Canadian engineer (born 1985)

Adeola Deborah Olubamiji (born April 3, 1985) is a Canadian technologist who specializes in metal and plastic additive manufacturing (also known as 3D printing). In 2017, she became the first Black person to obtain a PhD in Biomedical Engineering from the 112-year-old University of Saskatchewan, Canada. She went on to give a TEDx Talk on how she utilized 3D printing for recovery of damaged articular cartilage in Canada.

== Background and education ==
Adeola Olubamiji was born on April 3, 1985, in Nigeria, a native of Ijare area, Ondo state. She was raised in Ibadan where she attended Alafia Public Primary School and St Gabriel Secondary School, Mokola. She obtained her bachelor's degree in Physics (with Electronics) from Olabisi Onabanjo University, and later went on to obtain her master's degree at Tampere University of Technology, Finland. She received her Doctorate degree from University of Saskatchewan, becoming the first Black person to obtain a Ph.D. in Biomedical Engineering from the University.

== Career ==

She is currently the Director of Additive Manufacturing Solutions at Desktop Metal. Prior to that, she worked as an Advanced Manufacturing Technical Advisor at Cummins Inc. Indiana, as an additive manufacturing subject matter expert, instrumental in the development of additive manufacturing technology roadmap, also improving Cummins' laser printed 316L stainless steel.
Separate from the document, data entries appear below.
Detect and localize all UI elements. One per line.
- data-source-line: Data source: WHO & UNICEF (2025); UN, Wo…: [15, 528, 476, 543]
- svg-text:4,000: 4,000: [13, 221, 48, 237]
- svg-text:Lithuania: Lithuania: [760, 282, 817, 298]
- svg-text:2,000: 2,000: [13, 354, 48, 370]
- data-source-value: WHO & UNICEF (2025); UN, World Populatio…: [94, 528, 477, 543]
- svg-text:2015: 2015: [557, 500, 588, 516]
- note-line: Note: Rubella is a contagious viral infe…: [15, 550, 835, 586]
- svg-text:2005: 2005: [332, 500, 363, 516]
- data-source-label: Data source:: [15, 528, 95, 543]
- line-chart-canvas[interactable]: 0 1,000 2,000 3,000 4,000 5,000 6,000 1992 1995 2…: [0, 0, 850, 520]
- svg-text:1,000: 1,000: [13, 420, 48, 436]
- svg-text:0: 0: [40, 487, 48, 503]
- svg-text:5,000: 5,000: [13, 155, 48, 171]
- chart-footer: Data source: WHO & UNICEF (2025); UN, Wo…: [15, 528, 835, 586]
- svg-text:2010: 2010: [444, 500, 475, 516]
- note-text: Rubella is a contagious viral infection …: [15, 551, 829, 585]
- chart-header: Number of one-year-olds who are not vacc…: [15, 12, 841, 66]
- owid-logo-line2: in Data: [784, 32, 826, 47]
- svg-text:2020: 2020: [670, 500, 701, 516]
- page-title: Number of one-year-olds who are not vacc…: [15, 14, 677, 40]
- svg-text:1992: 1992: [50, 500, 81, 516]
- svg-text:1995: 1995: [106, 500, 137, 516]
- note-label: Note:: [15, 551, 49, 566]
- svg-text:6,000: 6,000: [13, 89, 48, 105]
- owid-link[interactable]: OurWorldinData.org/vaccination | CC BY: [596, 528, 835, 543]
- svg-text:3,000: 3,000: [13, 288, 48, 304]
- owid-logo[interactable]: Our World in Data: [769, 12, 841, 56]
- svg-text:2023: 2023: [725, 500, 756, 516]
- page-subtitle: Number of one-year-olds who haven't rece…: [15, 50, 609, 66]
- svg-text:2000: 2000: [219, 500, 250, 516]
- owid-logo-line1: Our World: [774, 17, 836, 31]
She worked as the Lead Metallurgist and Material Engineer at Burloak Technologies from 2016 to 2018. While at Burloak Technologies, she also acted as the Principal Liaison Officer for all Burloak's and Multiscale Additive Manufacturing Lab at the University of Waterloo, Ontario, Canada.

She is the Founder of STEMHub Foundation, a Canadian non-profit that empowers and teaches science, technology, engineering and mathematics (STEM) education to students and early career professionals. In addition, she sits on the board of Health Science & Innovation Inc. Indianapolis, Indiana as the Secretary of the board. She is the chief consultant at D-Tech Centrix, an education and career consulting company, located in Ontario Canada and Indiana USA

==Awards and recognition==
In 2017, CBC named her on a list of 150 Black women making Canada better, commemorating the 150th celebration of Canada.

In 2019, she was named one of the 10 L'Oréal Paris Women of Worth Honoree Canada.

In 2019, she was named as one of 27 Influential Women in Manufacturing Honoree in the USA.

In 2020, Olubamiji was awarded as one of 130 STEP Ahead Honoree and female manufacturing leaders by the Manufacturing Institute, USA.

She was selected as an awardee of Top 100 Canada's Most Powerful Women in 2020, under the Life Science and Technology category.